Следствием этого восхитительного катаклизма — данную форму в конечном итоге принимали почти все проекты тети Лусии, даже такой, казалось бы, простенький, как использование летних каникул для изучения азов музыки, — стало первое появление Томаса Игельдо в пиджаке и галстуке ровно в семь вечера, что мы восприняли как исполнение нашего давнего тайного желания или, скорее, как удовлетворение долго снедавшего нас любопытства. Нам наконец-то предстояло понять, что подразумевала под словом «музыка» тетя Лусия. Впрочем, что касается меня, то я не знаю, только ли это возбуждало мой интерес. Возможно, тетя Лусия, сама того не сознавая, обладала способностью одними своими рассказами и проектами рождать эстетические идеи, которые, в свою очередь, будили нашу мысль и воображение, хотя и не приводили ни к каким конкретным результатам. Пожалуй, не стоило бы обращать на это особого внимания, но в дальнейшем мы увидим, что способность к общим, а не предметным размышлениям была весьма привлекательна и плодотворна для воспитания трех юных существ, каковыми мы и являлись.

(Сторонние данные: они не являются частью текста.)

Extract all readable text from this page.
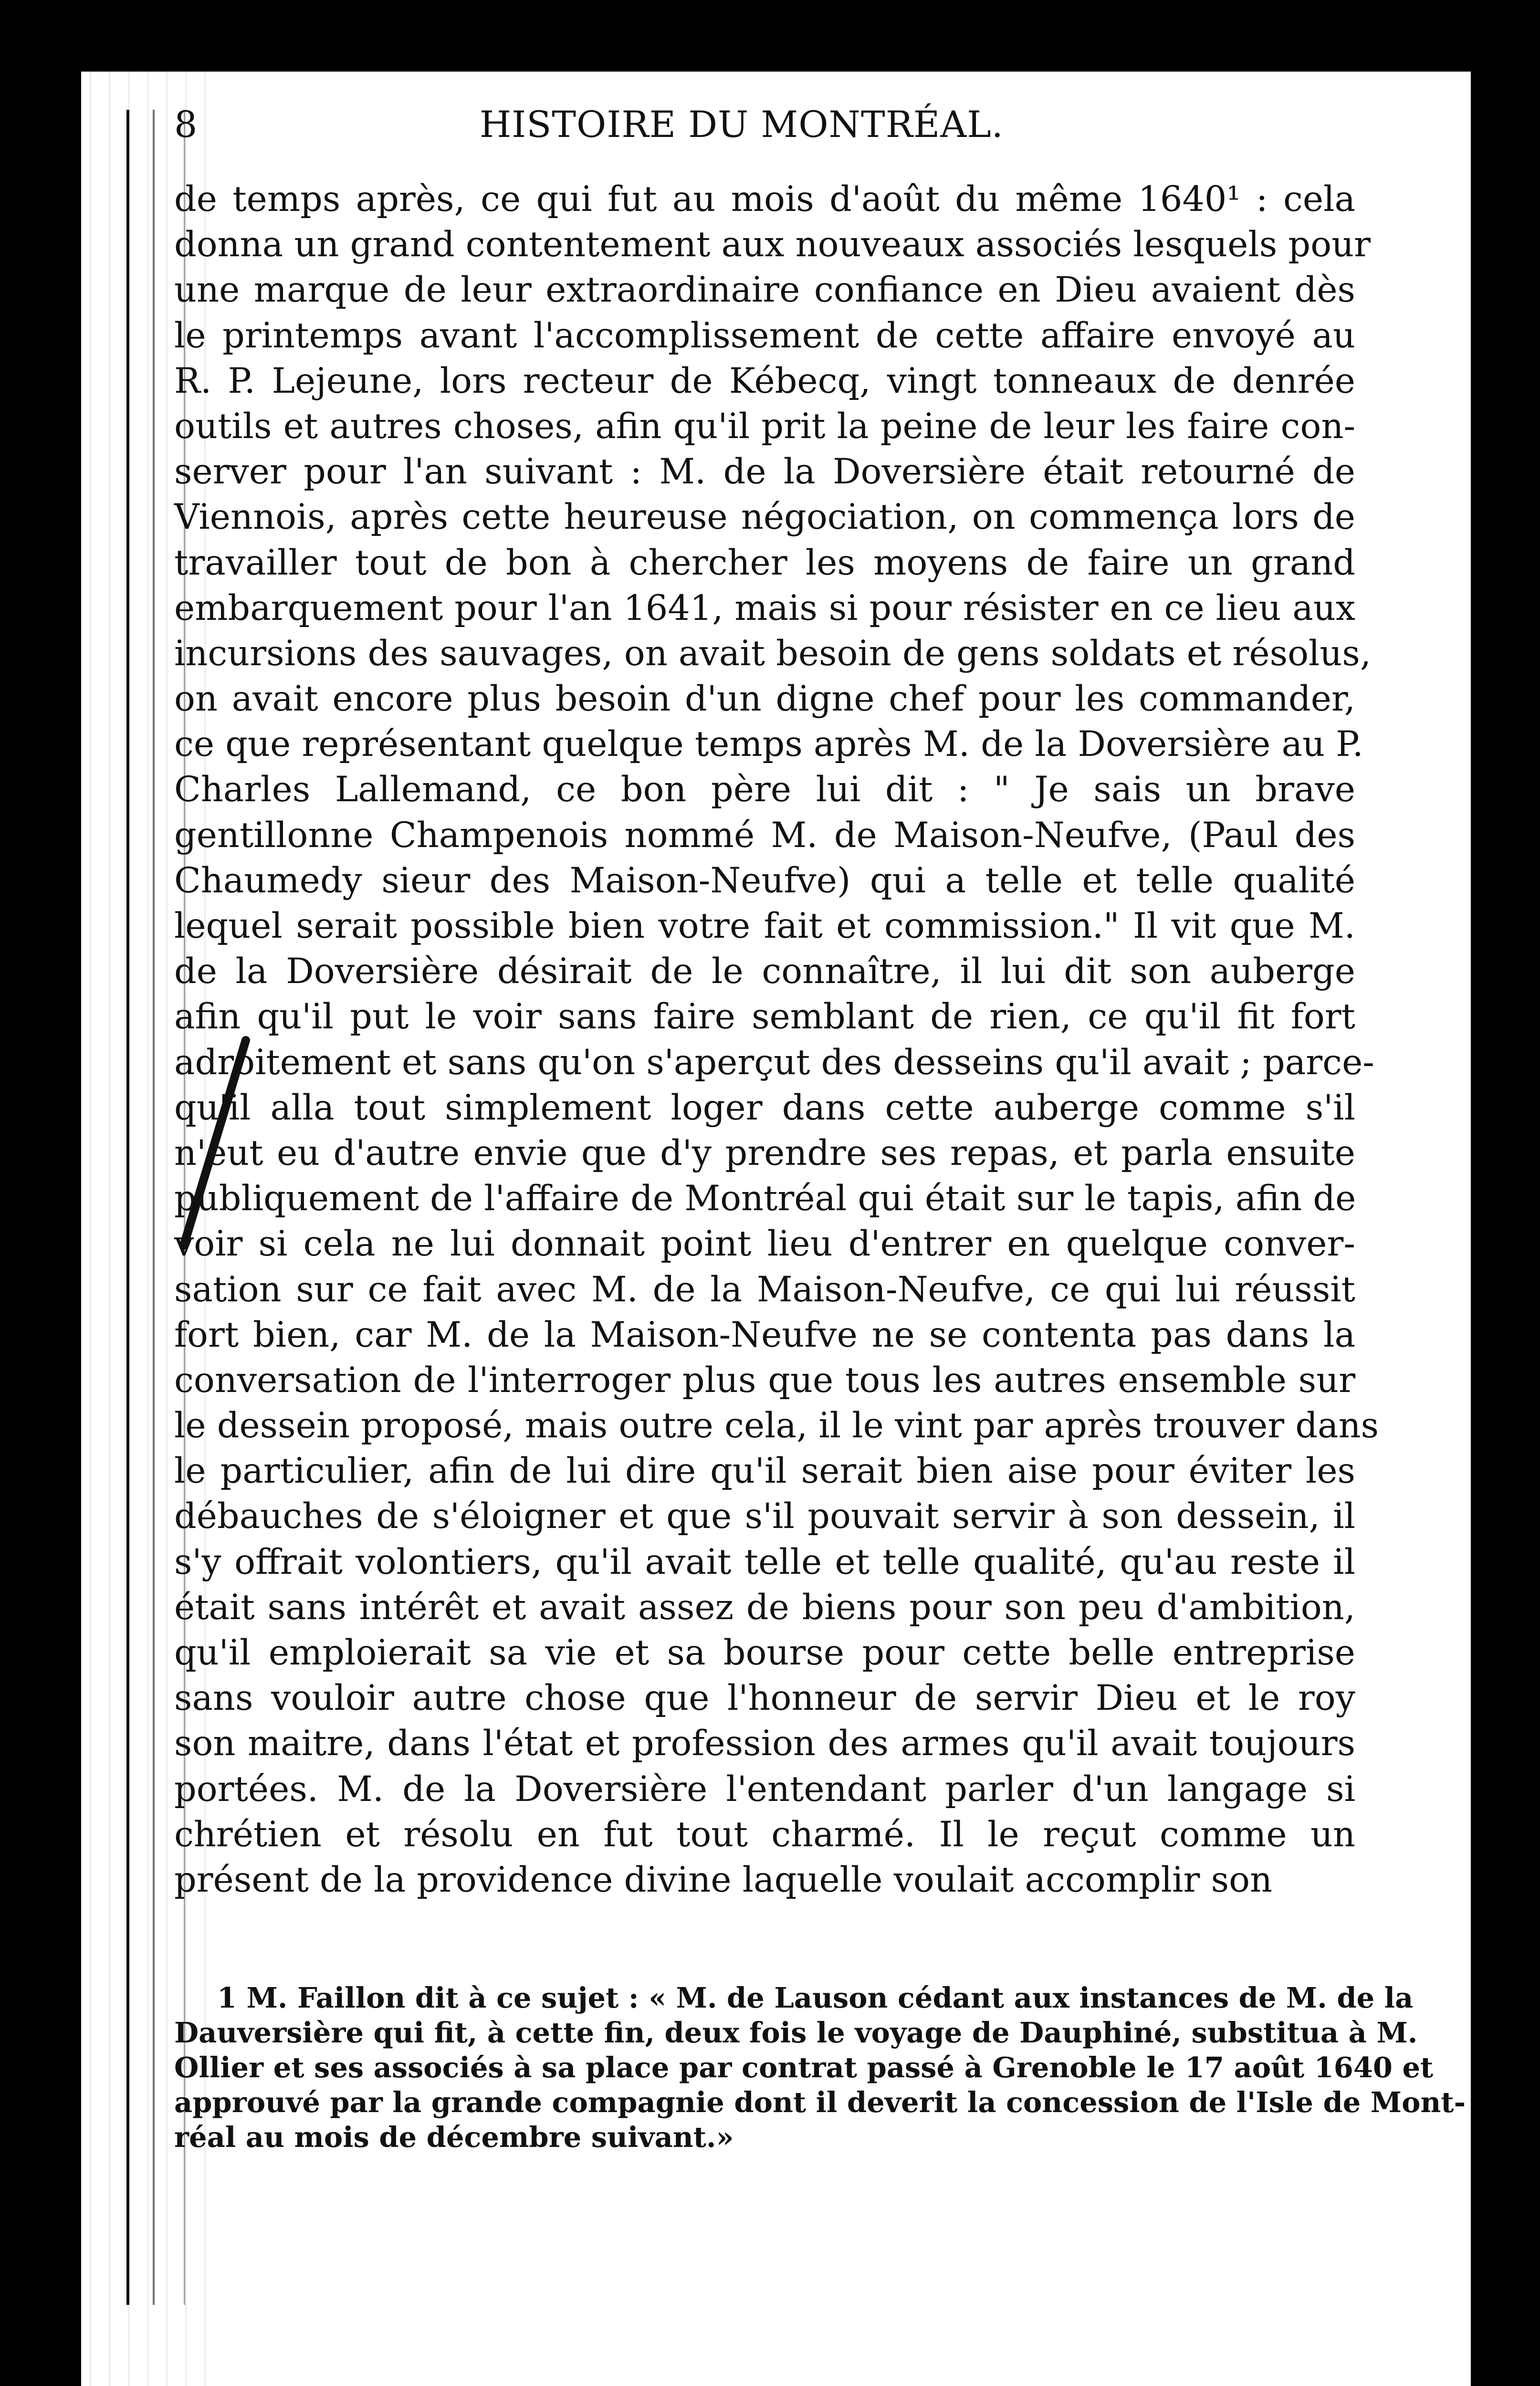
8	HISTOIRE DU MONTRÉAL.
de temps après, ce qui fut au mois d'août du même 1640¹ : cela
donna un grand contentement aux nouveaux associés lesquels pour
une marque de leur extraordinaire confiance en Dieu avaient dès
le printemps avant l'accomplissement de cette affaire envoyé au
R. P. Lejeune, lors recteur de Kébecq, vingt tonneaux de denrée
outils et autres choses, afin qu'il prit la peine de leur les faire con-
server pour l'an suivant : M. de la Doversière était retourné de
Viennois, après cette heureuse négociation, on commença lors de
travailler tout de bon à chercher les moyens de faire un grand
embarquement pour l'an 1641, mais si pour résister en ce lieu aux
incursions des sauvages, on avait besoin de gens soldats et résolus,
on avait encore plus besoin d'un digne chef pour les commander,
ce que représentant quelque temps après M. de la Doversière au P.
Charles Lallemand, ce bon père lui dit : " Je sais un brave
gentillonne Champenois nommé M. de Maison-Neufve, (Paul des
Chaumedy sieur des Maison-Neufve) qui a telle et telle qualité
lequel serait possible bien votre fait et commission." Il vit que M.
de la Doversière désirait de le connaître, il lui dit son auberge
afin qu'il put le voir sans faire semblant de rien, ce qu'il fit fort
adroitement et sans qu'on s'aperçut des desseins qu'il avait ; parce-
qu'il alla tout simplement loger dans cette auberge comme s'il
n'eut eu d'autre envie que d'y prendre ses repas, et parla ensuite
publiquement de l'affaire de Montréal qui était sur le tapis, afin de
voir si cela ne lui donnait point lieu d'entrer en quelque conver-
sation sur ce fait avec M. de la Maison-Neufve, ce qui lui réussit
fort bien, car M. de la Maison-Neufve ne se contenta pas dans la
conversation de l'interroger plus que tous les autres ensemble sur
le dessein proposé, mais outre cela, il le vint par après trouver dans
le particulier, afin de lui dire qu'il serait bien aise pour éviter les
débauches de s'éloigner et que s'il pouvait servir à son dessein, il
s'y offrait volontiers, qu'il avait telle et telle qualité, qu'au reste il
était sans intérêt et avait assez de biens pour son peu d'ambition,
qu'il emploierait sa vie et sa bourse pour cette belle entreprise
sans vouloir autre chose que l'honneur de servir Dieu et le roy
son maitre, dans l'état et profession des armes qu'il avait toujours
portées. M. de la Doversière l'entendant parler d'un langage si
chrétien et résolu en fut tout charmé. Il le reçut comme un
présent de la providence divine laquelle voulait accomplir son
1 M. Faillon dit à ce sujet : « M. de Lauson cédant aux instances de M. de la
Dauversière qui fit, à cette fin, deux fois le voyage de Dauphiné, substitua à M.
Ollier et ses associés à sa place par contrat passé à Grenoble le 17 août 1640 et
approuvé par la grande compagnie dont il deverit la concession de l'Isle de Mont-
réal au mois de décembre suivant.»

Томас Игельдо был с ног до головы таким же реальным и конкретным, как мы, если не более. Однако его имя, вкупе с книжным магазином и славой музыканта, или поэта, или просто необычного человека, было отягощено той солидностью и тем несоразмерным совершенством, которым отмечено все, что тетя Лусия, будучи в ударе, делала предметом своих риторических упражнений. В Томасе Игельдо, когда он в тот вечер вошел в гостиную тети Лусии и поздоровался с ней, с мамой и с нами, не было практически ничего, присущего именно ему. Я как сейчас вижу его перед собой, стоящего под восхищенными взглядами женщин, готовых увидеть в нем самом и в каждом движении его души то, чего нет ни в одном другом музыканте. С годами я поняла, что нет худшего способа узнать человека, чем взирать на него так, как мы в тот вечер взирали на Томаса Игельдо. Когда он вошел в гостиную, тетя Лусия взяла самую высокую ноту, на какую только была способна, и вышло очень смешно. Мы все рассмеялись, кроме Томаса Игельдо — он лишь смущенно улыбнулся, словно ему было лет на двадцать меньше и его вызвали к доске, чтобы посмеяться над его короткими штанами, хотя тетя Лусия сделала примерно то же самое, сказав: «Господи, Игельдо, ну не смешно ли надевать на себя такую красоту, чтобы просто дать девочкам урок! Ты само совершенство! Этот дом не является и никогда не будет местом, где подают невыносимый французский чай и сидят на неудобных стульях с тонкими ножками, от которых так устаешь. Это чисто учебное заведение, основанное мной для того, чтобы здесь звучала самая высокая музыка, и звучала так, как нигде и никогда…» Возможно, в тот раз она произнесла не совсем такие слова, но позже, насколько я помню, она сказала именно это. А тогда она широко раскинула руки, словно показывая маме, что вручает нас троих Томасу Игельдо, чтобы он лично, такой, как есть, при галстуке и все прочее, поднял нас до вершин музыки, и этот жест выразил то же самое, что она не выразила словами.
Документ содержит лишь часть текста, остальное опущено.